Ne var ki, bu zenginlik çok uzun sürmemiştir. Kısa bir süre
içinde İttihat ve Terakki kadrosunun özgürlük söylemleri, 1913 Bab-ı Ali
baskınıyla iktidar ihtiraslarına dönüşmüştür. Maalesef bu anlayış, İttihatçılar
üzerinden Cumhuriyet Türkiye’sine de intikal etmiştir. Çaha’nın da (2000: 206)
ifade ettiği gibi “Osmanlı son dönem zenginliği, yerini tek parti, tek lider,
tek ideoloji, tek devlet ve tek millet anlayışına bırakmıştır. Teklik anlayışına
dayalı ezici politikalara sahne olan 1923-1950 dönemi gerçekte demokrasiye bir
zemin oluşturmamış, bir yol açmamış, tersine demokrasiye giden yolu kesintiye
uğratmış ve demokrasi için gerekli olan toplumsal zenginliğe son vermiştir.”
(Ayrıca bakınız: Çaha, 2008: 37-45). Aslında bu, ulus devlet olmanın doğal bir
sonucuydu. Osmanlı gibi dinsel ve kültürel çeşitlilik ve zenginliğe sahip bir
imparatorluktan yukarıdan modernleştirici ve tek tipleştirici bir ulus devlete
geçişte, demokrasiye uygun ve demokratik değerleri ortaya çıkarıcı gelişmelerin
meydana gelmesi pek mümkün değildi. Hele hele adalet, özgürlük ve insan
haklarına riayeti beklemek çok daha ihtimal dışıydı. Çünkü halkı, istemediği
hâlde bir zihniyet programına (Batılılaşma) göre zorla modernleştirmek, ne
demokrasinin yeşermesine izin verebilirdi, ne de hak ve özgürlüklerin
korunmasını güvence altına alabilirdi.

1950’den sonraki dönemde de Türkiye’de demokrasi, doğrusal bir
çizgi takip etmemiş, askerî müdahalelerle sürekli kesintiye uğramıştır.
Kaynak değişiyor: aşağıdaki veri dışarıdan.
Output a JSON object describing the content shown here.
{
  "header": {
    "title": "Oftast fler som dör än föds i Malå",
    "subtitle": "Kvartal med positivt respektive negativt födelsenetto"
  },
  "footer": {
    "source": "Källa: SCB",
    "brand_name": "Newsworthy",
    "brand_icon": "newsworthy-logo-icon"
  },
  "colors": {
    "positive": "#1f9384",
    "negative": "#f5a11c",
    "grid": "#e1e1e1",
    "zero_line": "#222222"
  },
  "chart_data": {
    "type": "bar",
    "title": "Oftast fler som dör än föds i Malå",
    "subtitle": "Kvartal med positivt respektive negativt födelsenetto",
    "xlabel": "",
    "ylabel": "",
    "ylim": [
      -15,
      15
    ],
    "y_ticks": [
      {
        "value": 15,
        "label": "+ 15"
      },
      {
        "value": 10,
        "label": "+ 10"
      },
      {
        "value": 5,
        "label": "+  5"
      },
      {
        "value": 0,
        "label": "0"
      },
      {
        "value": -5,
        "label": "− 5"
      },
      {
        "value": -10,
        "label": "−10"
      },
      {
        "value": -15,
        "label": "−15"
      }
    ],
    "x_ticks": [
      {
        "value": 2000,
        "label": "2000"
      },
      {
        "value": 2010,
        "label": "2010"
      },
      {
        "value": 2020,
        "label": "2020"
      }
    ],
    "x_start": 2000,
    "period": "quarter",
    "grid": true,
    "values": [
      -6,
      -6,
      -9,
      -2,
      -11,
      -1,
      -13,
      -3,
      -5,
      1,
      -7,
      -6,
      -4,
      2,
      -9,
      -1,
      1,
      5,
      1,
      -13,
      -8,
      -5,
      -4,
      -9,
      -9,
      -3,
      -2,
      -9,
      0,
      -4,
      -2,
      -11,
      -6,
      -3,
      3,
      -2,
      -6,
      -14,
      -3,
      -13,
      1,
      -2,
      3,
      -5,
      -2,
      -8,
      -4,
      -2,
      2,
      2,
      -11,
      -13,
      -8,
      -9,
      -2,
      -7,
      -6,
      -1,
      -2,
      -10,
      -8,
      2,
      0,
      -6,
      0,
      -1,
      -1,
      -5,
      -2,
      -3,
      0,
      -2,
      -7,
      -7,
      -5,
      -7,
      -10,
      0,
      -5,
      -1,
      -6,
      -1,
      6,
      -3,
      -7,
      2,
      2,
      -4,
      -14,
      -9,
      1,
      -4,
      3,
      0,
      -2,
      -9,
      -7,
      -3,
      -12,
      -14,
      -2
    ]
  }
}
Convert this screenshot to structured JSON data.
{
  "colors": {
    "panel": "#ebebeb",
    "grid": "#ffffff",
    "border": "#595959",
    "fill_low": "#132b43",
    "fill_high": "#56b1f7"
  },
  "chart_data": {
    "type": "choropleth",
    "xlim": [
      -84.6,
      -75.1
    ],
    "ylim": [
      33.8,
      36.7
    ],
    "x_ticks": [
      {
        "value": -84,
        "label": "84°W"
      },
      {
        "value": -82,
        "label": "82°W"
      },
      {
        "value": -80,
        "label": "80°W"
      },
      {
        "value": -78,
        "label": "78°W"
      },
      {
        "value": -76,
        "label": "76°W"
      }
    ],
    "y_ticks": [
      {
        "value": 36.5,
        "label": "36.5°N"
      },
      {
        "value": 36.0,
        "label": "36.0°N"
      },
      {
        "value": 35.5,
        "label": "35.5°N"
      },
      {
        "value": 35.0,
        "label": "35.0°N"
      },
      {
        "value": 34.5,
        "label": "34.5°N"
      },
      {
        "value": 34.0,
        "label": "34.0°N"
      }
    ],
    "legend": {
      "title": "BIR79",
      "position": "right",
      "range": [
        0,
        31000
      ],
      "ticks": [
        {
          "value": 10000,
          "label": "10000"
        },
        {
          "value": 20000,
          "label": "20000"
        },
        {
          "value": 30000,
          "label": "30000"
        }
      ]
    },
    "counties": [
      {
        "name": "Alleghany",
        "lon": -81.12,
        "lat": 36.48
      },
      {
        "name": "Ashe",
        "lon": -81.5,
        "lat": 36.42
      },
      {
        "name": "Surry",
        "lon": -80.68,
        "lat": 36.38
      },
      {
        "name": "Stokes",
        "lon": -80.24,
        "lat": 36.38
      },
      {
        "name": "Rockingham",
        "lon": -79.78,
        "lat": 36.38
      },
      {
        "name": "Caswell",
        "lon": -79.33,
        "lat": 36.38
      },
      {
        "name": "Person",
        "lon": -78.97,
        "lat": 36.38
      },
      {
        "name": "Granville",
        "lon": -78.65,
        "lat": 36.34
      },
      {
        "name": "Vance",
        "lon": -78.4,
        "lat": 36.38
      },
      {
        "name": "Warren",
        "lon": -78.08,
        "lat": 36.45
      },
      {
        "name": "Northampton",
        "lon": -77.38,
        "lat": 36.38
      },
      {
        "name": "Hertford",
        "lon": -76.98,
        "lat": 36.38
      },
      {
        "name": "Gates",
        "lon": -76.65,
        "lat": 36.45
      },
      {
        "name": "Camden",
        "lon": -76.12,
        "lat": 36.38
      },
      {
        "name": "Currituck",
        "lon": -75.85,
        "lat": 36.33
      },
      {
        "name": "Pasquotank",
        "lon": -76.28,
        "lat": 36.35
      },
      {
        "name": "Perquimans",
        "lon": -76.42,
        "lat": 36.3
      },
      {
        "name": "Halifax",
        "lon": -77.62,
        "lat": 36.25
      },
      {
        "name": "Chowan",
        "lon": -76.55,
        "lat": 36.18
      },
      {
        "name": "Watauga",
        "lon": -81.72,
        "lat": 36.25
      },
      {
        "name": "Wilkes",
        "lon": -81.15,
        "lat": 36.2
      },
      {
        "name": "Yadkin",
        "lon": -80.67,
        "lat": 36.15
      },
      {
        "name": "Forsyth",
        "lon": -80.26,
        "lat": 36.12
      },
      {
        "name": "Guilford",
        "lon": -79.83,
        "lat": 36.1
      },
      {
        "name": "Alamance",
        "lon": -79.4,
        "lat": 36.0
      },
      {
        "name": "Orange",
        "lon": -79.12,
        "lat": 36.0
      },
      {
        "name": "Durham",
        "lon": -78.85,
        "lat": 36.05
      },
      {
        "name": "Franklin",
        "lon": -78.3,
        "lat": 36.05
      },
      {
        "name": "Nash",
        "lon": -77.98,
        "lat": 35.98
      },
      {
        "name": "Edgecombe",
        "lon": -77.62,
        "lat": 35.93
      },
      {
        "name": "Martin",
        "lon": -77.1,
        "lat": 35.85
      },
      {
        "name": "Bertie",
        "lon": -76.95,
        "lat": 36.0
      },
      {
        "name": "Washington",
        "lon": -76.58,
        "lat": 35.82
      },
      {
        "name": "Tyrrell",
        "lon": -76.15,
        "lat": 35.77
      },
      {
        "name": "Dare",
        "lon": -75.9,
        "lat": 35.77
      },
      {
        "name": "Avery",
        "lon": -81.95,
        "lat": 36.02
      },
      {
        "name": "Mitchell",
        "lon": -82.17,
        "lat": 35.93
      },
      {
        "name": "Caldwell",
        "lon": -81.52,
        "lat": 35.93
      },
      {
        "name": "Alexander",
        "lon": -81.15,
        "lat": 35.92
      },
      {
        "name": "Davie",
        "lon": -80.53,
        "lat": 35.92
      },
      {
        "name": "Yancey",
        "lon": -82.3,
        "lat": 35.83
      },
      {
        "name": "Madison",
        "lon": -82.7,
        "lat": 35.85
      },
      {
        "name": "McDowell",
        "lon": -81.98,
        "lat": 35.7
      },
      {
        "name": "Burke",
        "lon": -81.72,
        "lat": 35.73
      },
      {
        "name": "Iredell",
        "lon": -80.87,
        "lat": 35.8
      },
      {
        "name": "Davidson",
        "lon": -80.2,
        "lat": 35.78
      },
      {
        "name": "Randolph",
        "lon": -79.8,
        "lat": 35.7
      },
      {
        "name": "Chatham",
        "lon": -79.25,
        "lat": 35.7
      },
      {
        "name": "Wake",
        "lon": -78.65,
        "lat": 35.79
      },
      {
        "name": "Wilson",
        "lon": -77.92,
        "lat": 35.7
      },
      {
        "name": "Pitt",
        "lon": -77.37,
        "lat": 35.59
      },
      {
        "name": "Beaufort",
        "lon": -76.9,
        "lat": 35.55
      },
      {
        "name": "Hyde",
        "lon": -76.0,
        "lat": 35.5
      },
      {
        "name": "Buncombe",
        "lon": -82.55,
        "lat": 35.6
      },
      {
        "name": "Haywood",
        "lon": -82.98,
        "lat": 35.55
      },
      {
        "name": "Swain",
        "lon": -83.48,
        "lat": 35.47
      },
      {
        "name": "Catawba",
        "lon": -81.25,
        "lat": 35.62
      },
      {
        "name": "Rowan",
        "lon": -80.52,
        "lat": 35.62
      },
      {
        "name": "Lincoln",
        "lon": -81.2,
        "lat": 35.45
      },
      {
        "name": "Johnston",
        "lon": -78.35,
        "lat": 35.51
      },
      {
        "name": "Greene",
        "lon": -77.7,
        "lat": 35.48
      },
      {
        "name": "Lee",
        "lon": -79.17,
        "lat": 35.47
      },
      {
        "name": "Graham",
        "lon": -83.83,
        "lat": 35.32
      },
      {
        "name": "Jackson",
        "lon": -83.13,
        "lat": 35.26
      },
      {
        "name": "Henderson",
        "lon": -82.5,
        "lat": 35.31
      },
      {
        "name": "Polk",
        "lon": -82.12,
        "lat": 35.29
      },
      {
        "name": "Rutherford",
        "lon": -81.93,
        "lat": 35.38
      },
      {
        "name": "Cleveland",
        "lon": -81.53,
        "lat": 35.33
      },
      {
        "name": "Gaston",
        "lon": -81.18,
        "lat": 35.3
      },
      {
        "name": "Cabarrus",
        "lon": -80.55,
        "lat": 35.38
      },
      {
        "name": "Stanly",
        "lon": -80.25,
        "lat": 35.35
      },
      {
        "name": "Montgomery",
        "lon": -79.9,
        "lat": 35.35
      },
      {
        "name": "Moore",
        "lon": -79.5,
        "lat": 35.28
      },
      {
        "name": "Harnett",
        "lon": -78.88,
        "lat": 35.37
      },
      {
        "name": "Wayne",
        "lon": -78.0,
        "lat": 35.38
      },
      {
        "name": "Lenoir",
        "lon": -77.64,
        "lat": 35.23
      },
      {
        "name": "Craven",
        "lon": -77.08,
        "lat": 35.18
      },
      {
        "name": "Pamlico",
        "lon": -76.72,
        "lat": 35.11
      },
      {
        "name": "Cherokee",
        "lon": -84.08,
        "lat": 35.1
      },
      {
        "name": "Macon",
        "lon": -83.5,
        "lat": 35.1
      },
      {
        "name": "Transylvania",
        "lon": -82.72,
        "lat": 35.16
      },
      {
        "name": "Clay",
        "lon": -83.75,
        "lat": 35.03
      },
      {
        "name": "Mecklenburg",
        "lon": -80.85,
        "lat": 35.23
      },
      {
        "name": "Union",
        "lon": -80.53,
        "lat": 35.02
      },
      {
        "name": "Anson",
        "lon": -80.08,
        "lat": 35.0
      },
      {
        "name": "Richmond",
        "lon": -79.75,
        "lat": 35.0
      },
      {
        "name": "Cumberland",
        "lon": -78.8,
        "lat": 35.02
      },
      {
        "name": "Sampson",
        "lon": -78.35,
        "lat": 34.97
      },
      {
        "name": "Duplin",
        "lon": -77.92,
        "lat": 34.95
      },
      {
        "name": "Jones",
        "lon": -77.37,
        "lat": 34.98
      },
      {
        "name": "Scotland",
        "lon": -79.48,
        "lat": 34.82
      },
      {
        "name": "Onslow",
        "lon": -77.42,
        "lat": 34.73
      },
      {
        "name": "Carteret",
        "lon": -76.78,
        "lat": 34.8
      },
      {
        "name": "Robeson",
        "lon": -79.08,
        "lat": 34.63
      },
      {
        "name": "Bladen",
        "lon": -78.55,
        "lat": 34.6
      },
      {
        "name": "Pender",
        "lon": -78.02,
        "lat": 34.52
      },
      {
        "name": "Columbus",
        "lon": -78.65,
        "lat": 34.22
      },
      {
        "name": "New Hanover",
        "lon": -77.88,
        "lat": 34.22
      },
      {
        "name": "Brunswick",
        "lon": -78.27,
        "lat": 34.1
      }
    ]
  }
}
Bu kez
de ulus devletin güçlü ordusu, ulus devletin yapay ideolojisi adına sivil alana
müdahale etmeye başlamıştır. Bu müdahaleler biçim değiştirmiş olsa da, 28 Şubat
1997 ve 27 Nisan 2007 dönemlerinde bariz bir biçimde kendisini bir kez daha
topluma ve dolayısıyla sivil alana dayatmıştır. Kısacası, Türkiye gibi güçlü
ordulara sahip ulus devletlerde demokrasinin gelişmesi çok zor ve sancılıdır.
Ahmed’in (2008: 331) belirttiği gibi, İslâm ülkelerinde demokrasinin gelişimini
engelleyen en önemli faktörlerden birisi de ordudur. Dolayısıyla, kusursuz
işleyen bir demokrasinin Türkiye gibi bir topluma egemen olması çok zor
gözükmektedir. Bu yüzden, hak üzerinden işleyen adaleti ve adalet temeline
dayanan özgürlüğü, siyasî alandaki demokrasi taleplerinin önüne almak daha doğru
ve isabetli olur.

Adalet: En Genel ve En Özel Prensip

Fransız Devrimi’nin temelinde üç prensip vardı: özgürlük,
eşitlik ve kardeşlik. Devrimden sonra özgürlük, burjuva sınıfının ideolojisi
oldu- zaten Fransız Devrimi bir burjuva devrimiydi. Eşitlik proleteryanın (işçi
sınıfı) temel ideolojisi hâline geldi. Kardeşlik ise, ne bu kavrama yabancı olan
Batılı zihinde kendisine bir yer buldu, ne de düşünürlerin ilgisini çekti; puslu
bir ortamda insanoğlunun kendisine yönelik en büyük katliamlardan biri olan
unutmaya terk edildi. Ancak, asıl olması gereken prensip (adalet) ise, Devrimin
temelinde ve ruhunda kendisine bir yer bulamamıştı. Ya unutulmuştu ya da
bilinçli bir şekilde dışarıda bırakılmıştı. Adalet olmadığı için, Devrim şiddet
ve savaş gibi yıkıcı sonuçlar doğurmuştu. Çünkü adaletin olmadığı ve işlemediği
yerde, diğer bütün prensipleri asıl amaçlarından uzaklaştırmak ve bir baskı
aracı hâline getirmek her zaman mümkündür.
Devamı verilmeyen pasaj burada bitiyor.